Every few years, it seems there’s news about yet another plan to reimagine the ancient Thunderbird email application. But this might be Mozilla’s best idea for the brand yet: A Gmail-like webmail service called Thundermail and a set of email services called Thunderbird Pro.
“Thunderbird Pro and Thundermail are web services that enhance the experience of using Thunderbird, all open source (or will be for repos that aren’t public yet) and built to serve the needs of our users,” Mozilla’s Ryan Sipes explains on the Thunderbird planning forum. “Thunderbird loses users each day to rich ecosystems that are both clients and services, such as Gmail and Office 365. These ecosystems have both hard vendor lock-ins (through interoperability issues with 3rd-party clients) and soft lock-ins (through convenience and integration between their clients and services). It is our goal to eventually have a similar offering so that a 100 percent open source, freedom-respecting alternative ecosystem is available for those who want it.”
Thundermail is basically Mozilla’s version of Gmail, a web-based email service based on the open source Stalwart software stack. It will be email-only at first, but Mozilla is “pushing hard” on getting contacts and calendaring services into the stack as well. The email domain for Thundermail will be Thundermail.com or tb.pro, Sipes says, and you can navigate to thundermail.com today to sign up for the beta waitlist.

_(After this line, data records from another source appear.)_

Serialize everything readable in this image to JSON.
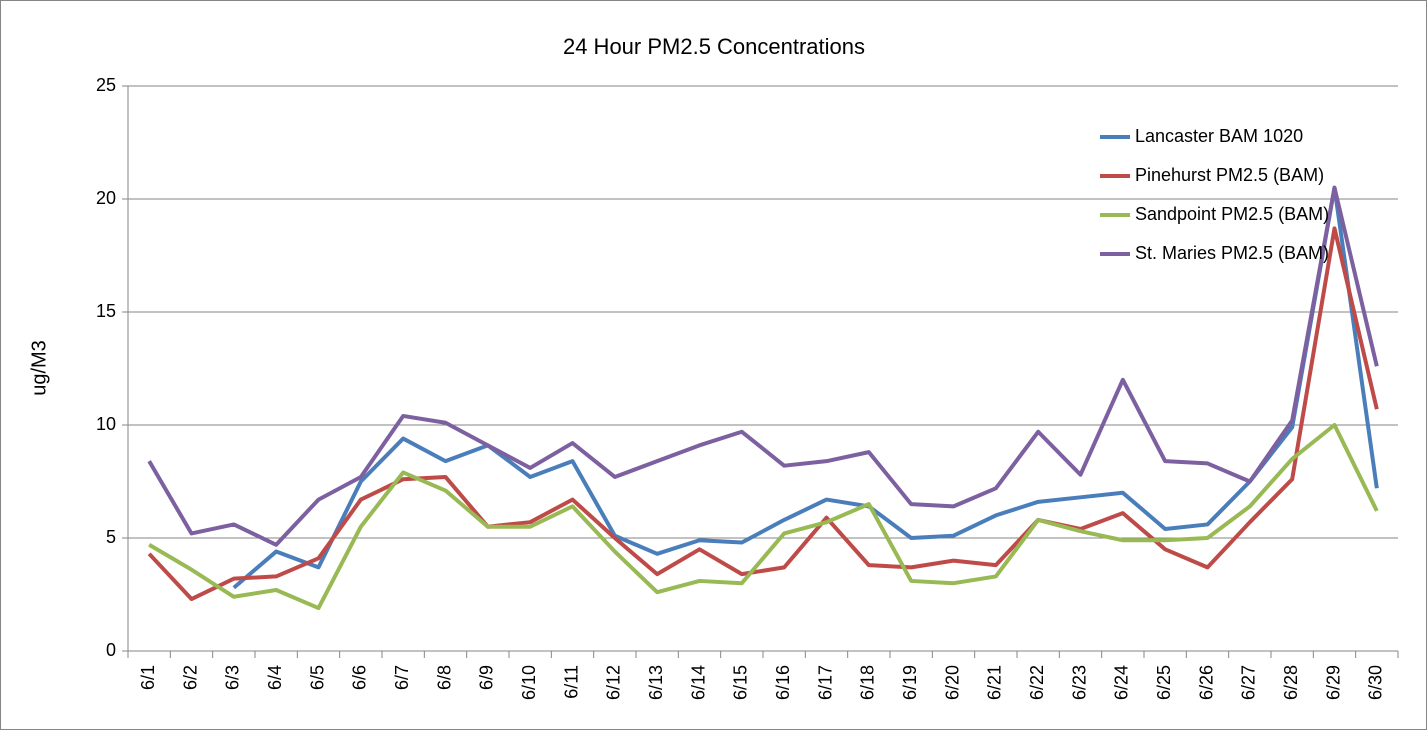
{
  "chart_data": {
    "type": "line",
    "title": "24 Hour PM2.5 Concentrations",
    "y_label": "ug/M3",
    "categories": [
      "6/1",
      "6/2",
      "6/3",
      "6/4",
      "6/5",
      "6/6",
      "6/7",
      "6/8",
      "6/9",
      "6/10",
      "6/11",
      "6/12",
      "6/13",
      "6/14",
      "6/15",
      "6/16",
      "6/17",
      "6/18",
      "6/19",
      "6/20",
      "6/21",
      "6/22",
      "6/23",
      "6/24",
      "6/25",
      "6/26",
      "6/27",
      "6/28",
      "6/29",
      "6/30"
    ],
    "series": [
      {
        "name": "Lancaster BAM 1020",
        "color": "#4a7ebb",
        "values": [
          null,
          null,
          2.8,
          4.4,
          3.7,
          7.5,
          9.4,
          8.4,
          9.1,
          7.7,
          8.4,
          5.1,
          4.3,
          4.9,
          4.8,
          5.8,
          6.7,
          6.4,
          5.0,
          5.1,
          6.0,
          6.6,
          6.8,
          7.0,
          5.4,
          5.6,
          7.5,
          9.9,
          20.5,
          7.2
        ]
      },
      {
        "name": "Pinehurst PM2.5 (BAM)",
        "color": "#be4b48",
        "values": [
          4.3,
          2.3,
          3.2,
          3.3,
          4.1,
          6.7,
          7.6,
          7.7,
          5.5,
          5.7,
          6.7,
          5.0,
          3.4,
          4.5,
          3.4,
          3.7,
          5.9,
          3.8,
          3.7,
          4.0,
          3.8,
          5.8,
          5.4,
          6.1,
          4.5,
          3.7,
          5.7,
          7.6,
          18.7,
          10.7
        ]
      },
      {
        "name": "Sandpoint PM2.5 (BAM)",
        "color": "#98b954",
        "values": [
          4.7,
          3.6,
          2.4,
          2.7,
          1.9,
          5.5,
          7.9,
          7.1,
          5.5,
          5.5,
          6.4,
          4.4,
          2.6,
          3.1,
          3.0,
          5.2,
          5.7,
          6.5,
          3.1,
          3.0,
          3.3,
          5.8,
          5.3,
          4.9,
          4.9,
          5.0,
          6.4,
          8.5,
          10.0,
          6.2
        ]
      },
      {
        "name": "St. Maries PM2.5 (BAM)",
        "color": "#7d60a0",
        "values": [
          8.4,
          5.2,
          5.6,
          4.7,
          6.7,
          7.7,
          10.4,
          10.1,
          9.1,
          8.1,
          9.2,
          7.7,
          8.4,
          9.1,
          9.7,
          8.2,
          8.4,
          8.8,
          6.5,
          6.4,
          7.2,
          9.7,
          7.8,
          12.0,
          8.4,
          8.3,
          7.5,
          10.2,
          20.5,
          12.6
        ]
      }
    ],
    "ylim": [
      0,
      25
    ],
    "yticks": [
      0,
      5,
      10,
      15,
      20,
      25
    ],
    "grid": true,
    "legend": "upper right"
  }
}
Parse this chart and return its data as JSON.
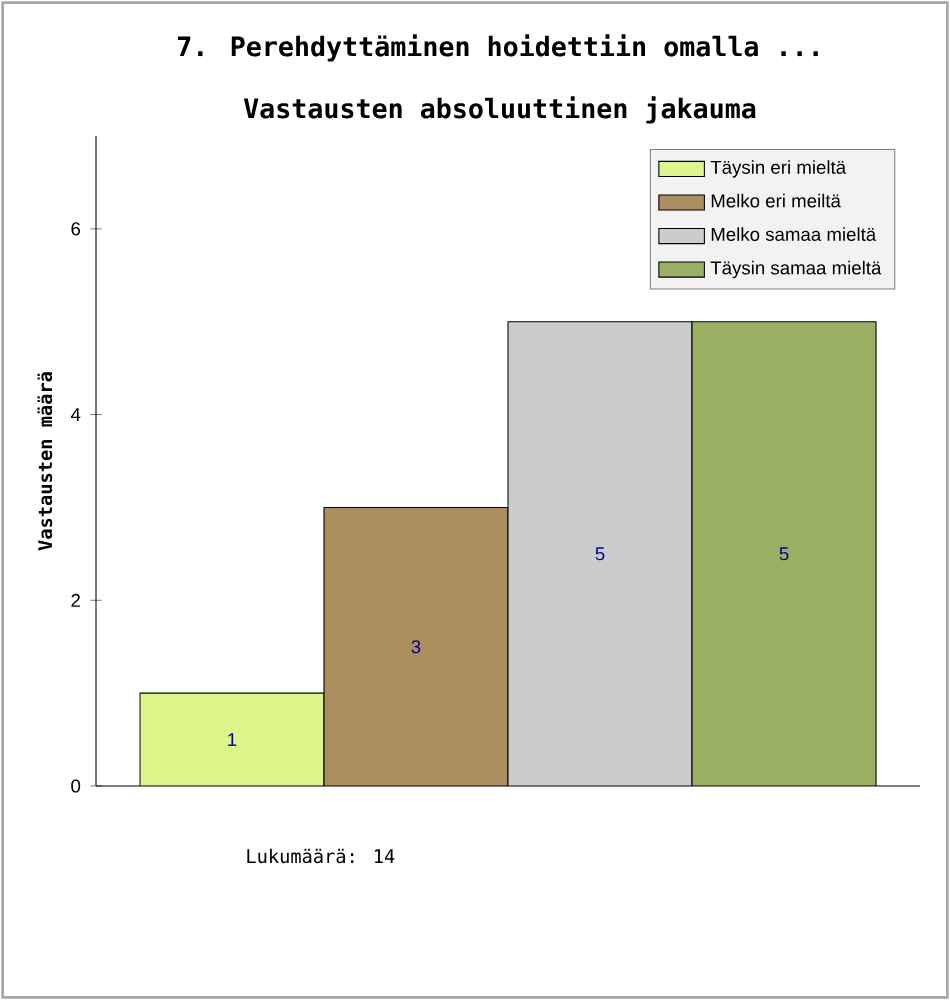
{
  "chart_data": {
    "type": "bar",
    "title": "7. Perehdyttäminen hoidettiin omalla ...",
    "subtitle": "Vastausten absoluuttinen jakauma",
    "ylabel": "Vastausten määrä",
    "categories": [
      null,
      null,
      null,
      null
    ],
    "series": [
      {
        "name": "Täysin eri mieltä",
        "color": "#ddf58a",
        "values": [
          1,
          null,
          null,
          null
        ]
      },
      {
        "name": "Melko eri meiltä",
        "color": "#ab8f5f",
        "values": [
          null,
          3,
          null,
          null
        ]
      },
      {
        "name": "Melko samaa mieltä",
        "color": "#cccccc",
        "values": [
          null,
          null,
          5,
          null
        ]
      },
      {
        "name": "Täysin samaa mieltä",
        "color": "#9aaf62",
        "values": [
          null,
          null,
          null,
          5
        ]
      }
    ],
    "ylim": [
      0,
      7
    ],
    "yticks": [
      0,
      2,
      4,
      6
    ],
    "data_labels": true,
    "legend": "top right",
    "grid": false,
    "annotations": [
      "Lukumäärä: 14"
    ]
  }
}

Thunderbird Pro is a set of services that includes the Thunderbird Appointment scheduling tool, the Thunderbird Send file sharing tool (and a rebirth, of sorts, of Firefox Send), and Thunderbird Assist, an AI assistant based on Flower AI that promises to offer privacy features similar to Apple’s Private Cloud Compute. And Appointment and Send will be available to others who want to run them on their own servers.

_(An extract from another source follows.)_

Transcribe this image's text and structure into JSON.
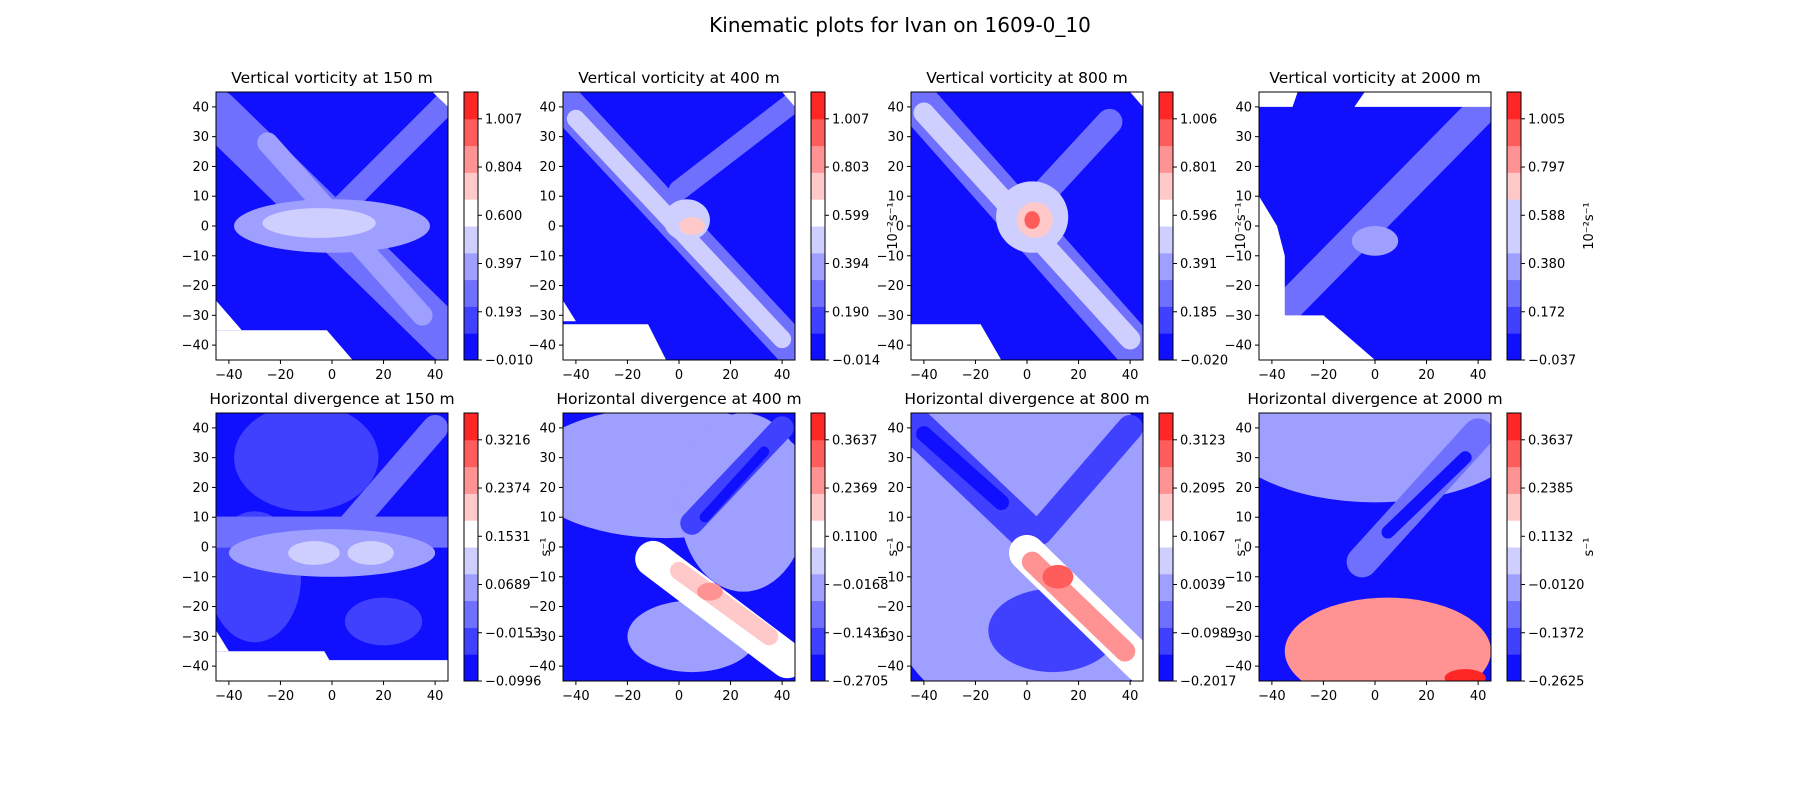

As for the cost, Thundermail and the Thunderbird Pro services will be free at first to “consistent community contributors,” while others will have to pay … something, it’s not clear yet. And in time, Mozilla plans to offer free tiers with limitations, as with other webmail services.
“Thunderbird is unique in the world,” he says. “Our focus on open source, open standards, privacy, and respect for our users is something that should be expressed in multiple forms. The absence of web services from us means that our users must make compromises that are often uncomfortable ones. This is how we correct that.”